DATE: 20060411
DOCKET: M33371 (C34059)

COURT OF APPEAL FOR ONTARIO

RE:

HER MAJESTY THE QUEEN (Respondent/Responding Party) – and – ROBERT STEWART (Appellant/Moving Party)

   

BEFORE:

GILLESE, BLAIR and LAFORME JJ.A.

   

COUNSEL:

Robert Stewart

 

Applicant/appellant appearing in‑person

   
 

David Finley and Eliott Behar

 

for the respondent

   
 

Joseph Di Luca and Ian Smith

 
amicus curiae
   

HEARD:

April 3, 2006

On a motion for directions in the appeal from the convictions entered on February 1, 2000, by Justice David L. McWilliam of the Superior Court of Justice, sitting with a jury.

ENDORSEMENT

[1]               Robert Stewart is appealing his two convictions for first-degree murder. The appeal has been scheduled to be argued during the week of October 23, 2006. He is self‑represented although this court has appointed amicus curiae to assist the court. He brings an application seeking the following:

1.         access to all disclosure made by the Crown to his trial lawyer;

2.                  electronic copies of all transcripts from both pre‑trial motions and the trial;

3.                  a signed acknowledgement from the Crown that he has in his possession those transcripts;

4.                  an audible copy of the records made of conversations between him and John Smallwood;

5.                  copies of certain trial exhibits;

6.                  a package of information that he gave to the OPP in January 1997;

7.                  the statement of facts read in at the sentencing of Dr. George Matheson;

8.                  transcripts of the applicant’s motion for severance;

9.                  a transcript of the testimony given at the recusal motion brought by David Scott;

10.             orders compelling approximately forty persons (lawyers, police officers and a judge) to testify before this court on the appeal

[2]               At the oral hearing of the application, counsel for the Crown and the amicus curiae provided the court with a draft order for its consideration. The draft order is attached as Appendix “A” to this endorsement. While the Crown and amicus curiae  had agreed on its terms, Mr. Stewart did not consent, largely because it places restrictions on his use of disclosure.

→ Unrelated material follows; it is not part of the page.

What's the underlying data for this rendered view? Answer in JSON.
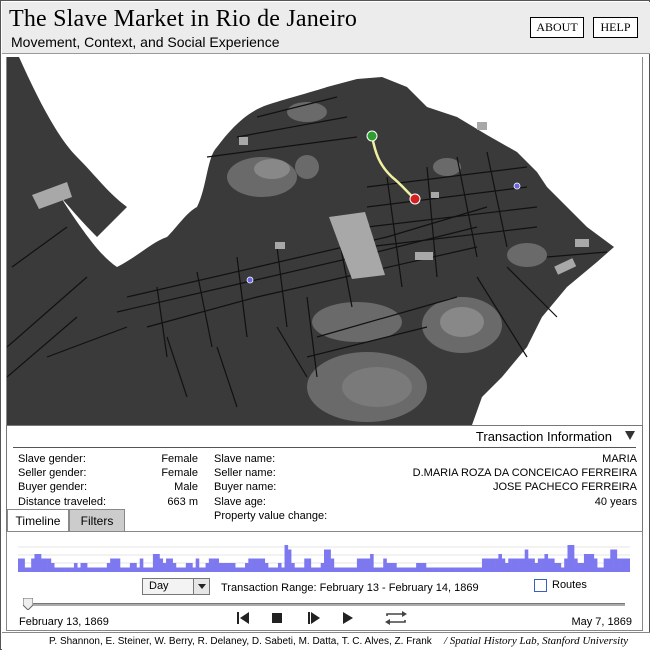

[3]               We are satisfied that the draft order should go as sought. [1]   Although counsel for Mr. Stewart has been provided with disclosure in past, as Mr. Stewart now represents himself, he is entitled to disclosure. The method for disclosure provided for in the draft order ensures that Mr. Stewart has direct and reasonable access to the disclosure. This resolves items 1 and 5 in the list of items sought in the application.

[4]               In respect of 2, 4, 6, 7, 8 and 9, the Crown has, with the assistance of amicus curiae, made best efforts to obtain those materials for Mr. Stewart. The Crown has undertaken to continue to use all best efforts to ensure that Mr. Stewart receives all of the items he seeks, where possible. In light of those assurances, we find it unnecessary to make an order in respect of these items.

[5]               The remaining item on the list is item 10. Mr. Stewart states, as the basis for compelling the attendance of the proposed witnesses, that they have relevant evidence to give in this matter. While Mr. Stewart did not file a factum, the voluminous application record that he filed and his oral submissions make it clear that he wishes to advance the argument, on appeal, that his conviction resulted from a conspiracy. In addition, it appears that he seeks to advance – or, at least, explore – a claim of incompetence of counsel against one or more of his former solicitors.

[6]               In our view, the authority of the court to make an order compelling persons to testify must be considered in the context of the proceeding before it, namely, an appeal arising from murder convictions. The order sought is sweeping in magnitude. The role of the court, when it hears the appeal, is not to engage in a re‑trial or to conduct a royal commission. The applicant has not discharged the burden of establishing that the proposed witnesses would probably have evidence relevant to the issues raised on appeal. Consequently, we decline to make the order sought in relation to item 10.

[7]               Accordingly, the order shall go in the form attached and the balance of the application is dismissed.

“E.E. Gillese J.A.”

“R.A. Blair J.A.”

“H.S. LaForme J.A.”

Appendix “A”

Not available electronically.



[1] The order of listing of the panel should be corrected.